Я снова присела на край злосчастной кровати, вокруг которой валялись прутики, наломанные с деревьев, отгоняющих ведьм, и погладила мою Малуэнду. У меня никогда не было не то что наперсницы, а вообще никакого ручного зверька. Неудивительно, что я засмеялась счастливым смехом, когда мысленно произнесла это слово: наперсница! И неожиданно я поняла, что совсем не боюсь, что меня могут схватить, если застанут сидящей на этой койке, если увидят сейчас в этих лохмотьях, грязную, не обращающую внимания на святую воду, которая, по идее, должна была испепелить меня, почесывающую за ухом свою наперсницу… Почему? У меня не было ответа!

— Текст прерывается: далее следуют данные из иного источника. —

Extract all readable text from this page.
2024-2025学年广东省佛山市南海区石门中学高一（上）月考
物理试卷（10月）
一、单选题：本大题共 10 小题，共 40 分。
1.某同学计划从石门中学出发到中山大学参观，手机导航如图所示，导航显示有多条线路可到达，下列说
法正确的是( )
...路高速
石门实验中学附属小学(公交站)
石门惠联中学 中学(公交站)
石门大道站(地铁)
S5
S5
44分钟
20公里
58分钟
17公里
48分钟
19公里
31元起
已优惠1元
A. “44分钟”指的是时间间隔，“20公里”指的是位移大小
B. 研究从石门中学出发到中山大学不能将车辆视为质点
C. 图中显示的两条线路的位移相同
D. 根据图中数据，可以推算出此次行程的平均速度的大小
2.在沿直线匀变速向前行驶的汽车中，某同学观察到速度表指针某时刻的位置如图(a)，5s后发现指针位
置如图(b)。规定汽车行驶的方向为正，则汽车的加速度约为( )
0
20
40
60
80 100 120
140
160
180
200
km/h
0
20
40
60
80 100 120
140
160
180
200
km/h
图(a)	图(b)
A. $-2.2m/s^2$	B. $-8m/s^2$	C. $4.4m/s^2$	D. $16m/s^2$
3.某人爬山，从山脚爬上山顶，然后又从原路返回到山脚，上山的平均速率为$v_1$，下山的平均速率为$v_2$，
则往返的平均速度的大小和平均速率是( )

Я сидела на койке и думала, как было бы чудесно оказаться и вправду той, за кого меня все принимают. Я желала стать ведьмой. Я стремилась к этому. Ах, если бы демоны, Темные Силы, выполняли все, о чем я их попрошу! Вот бы мне знать всякие заговоры и заклятья. Прошло немало времени, прежде чем мне суждено было узнать, что желания и стремления уже сами по себе являются чем-то вроде заклинаний; узнать, что немые мольбы мои были услышаны, тайные ходатайства удовлетворены. Однако я слишком забегаю вперед…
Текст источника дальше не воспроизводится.